Finn Dinghy Junioren WM: Phillip Kasüske holt Titel – Drama für Max Kohlhoff

Weltmeister!

Phillip Kasüske (21) segelt in einem nervenaufreibenden Finale zum U-23-WM-Titel. Damit hat seit ewigen Zeiten wieder einmal ein deutscher Finnsegler Grund zum Feiern.
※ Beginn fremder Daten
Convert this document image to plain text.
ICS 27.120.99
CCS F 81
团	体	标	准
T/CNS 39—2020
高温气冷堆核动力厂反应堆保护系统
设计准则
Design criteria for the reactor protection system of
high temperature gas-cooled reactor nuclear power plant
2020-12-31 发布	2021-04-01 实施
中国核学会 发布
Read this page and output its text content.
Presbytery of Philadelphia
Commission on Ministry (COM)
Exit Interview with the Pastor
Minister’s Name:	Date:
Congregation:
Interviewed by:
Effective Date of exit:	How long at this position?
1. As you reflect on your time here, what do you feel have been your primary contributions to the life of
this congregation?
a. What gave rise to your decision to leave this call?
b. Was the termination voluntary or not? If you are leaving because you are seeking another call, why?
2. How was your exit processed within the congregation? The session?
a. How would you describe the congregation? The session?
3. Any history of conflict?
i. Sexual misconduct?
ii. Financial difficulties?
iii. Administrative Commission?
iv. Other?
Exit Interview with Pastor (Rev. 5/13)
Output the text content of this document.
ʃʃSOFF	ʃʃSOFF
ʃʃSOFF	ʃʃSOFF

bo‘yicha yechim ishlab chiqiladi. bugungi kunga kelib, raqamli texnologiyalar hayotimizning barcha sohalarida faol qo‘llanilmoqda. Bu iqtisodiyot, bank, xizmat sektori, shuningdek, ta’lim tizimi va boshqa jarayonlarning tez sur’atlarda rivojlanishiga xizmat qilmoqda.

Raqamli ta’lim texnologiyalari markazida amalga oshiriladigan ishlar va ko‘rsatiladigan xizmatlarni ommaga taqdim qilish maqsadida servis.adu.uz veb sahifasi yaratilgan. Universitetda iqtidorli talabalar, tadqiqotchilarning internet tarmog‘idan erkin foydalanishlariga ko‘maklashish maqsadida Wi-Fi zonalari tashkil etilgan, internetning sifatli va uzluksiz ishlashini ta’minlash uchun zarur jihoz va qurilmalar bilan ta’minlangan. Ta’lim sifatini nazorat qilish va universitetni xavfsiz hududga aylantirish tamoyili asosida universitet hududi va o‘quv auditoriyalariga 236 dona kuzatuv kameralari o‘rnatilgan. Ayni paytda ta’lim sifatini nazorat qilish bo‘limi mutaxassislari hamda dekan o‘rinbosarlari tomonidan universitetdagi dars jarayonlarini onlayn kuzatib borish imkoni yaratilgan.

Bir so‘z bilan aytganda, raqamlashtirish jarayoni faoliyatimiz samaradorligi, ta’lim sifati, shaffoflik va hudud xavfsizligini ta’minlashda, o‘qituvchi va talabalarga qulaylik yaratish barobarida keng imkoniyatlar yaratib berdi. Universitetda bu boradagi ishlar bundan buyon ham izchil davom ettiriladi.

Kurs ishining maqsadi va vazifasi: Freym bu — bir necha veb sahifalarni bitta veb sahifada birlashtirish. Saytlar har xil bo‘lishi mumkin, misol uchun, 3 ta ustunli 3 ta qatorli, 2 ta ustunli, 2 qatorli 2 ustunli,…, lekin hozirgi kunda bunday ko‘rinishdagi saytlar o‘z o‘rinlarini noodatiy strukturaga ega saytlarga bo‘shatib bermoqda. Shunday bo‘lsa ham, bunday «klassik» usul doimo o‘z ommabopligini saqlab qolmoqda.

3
Die Geschichte der Finn-Dinghy-Segelei in Deutschland hat eine lange Tradition und kann auf große Erfolge zurückblicken. Aber es ist jetzt schon zwölf Jahre her, dass ein deutscher Segler überhaupt bei Olympia starten durfte. Und vor Rio wird erneut kein Segler in der Ü-95-Kilo-Bootsklasse an den Start gehen.

Finn Dinghy Kasüske

Große Genugtuung nach der verpassten Olympia-Quali. © Robert Deaves

Alles wie gehabt also, und dennoch ist die Lage nicht so verzweifelt, wie man denken mag. Eine neue hungrige Finn-Truppe hat sich vor drei Jahren die Aufgabe gestellt, den Gipfel zum Finn-Dinghy-Olymp zu erklimmen.

Rio-Quali kam zu früh

Der ehemalige dänische Nationaltrainer Per Baagøe wurde als Coach engagiert. Er sollte eine junge Finn-Gruppe aufzubauen, die sich für Olympia 2020 in Japan an die Weltspitze heranpirschen kann. Die Jungs arbeiteten hart, und kurzzeitig sah es so aus, dass vielleicht schon 2016 die Qualifikation für Rio herausspringen könnte. Schließlich gelang Phillip Kasüske schon bei der Finn-Dinghy-WM im Mai ein sensationeller zehnter Platz.

Finn Dinghy Kasüske

Mit der Flagge in den Hafen. © Robert Deaves

Aber für die Rio-Qualifikation war das zu spät. Und so wollte sich der Berliner vom Verein Seglerhaus am Wannsee bei der U-23-Junioren-WM schadlos halten. Er startete nach seinem WM-Triumpf beim Silver Cup als Mitfavorit. Aber die Regatta war alles andere als ein Selbstgänger.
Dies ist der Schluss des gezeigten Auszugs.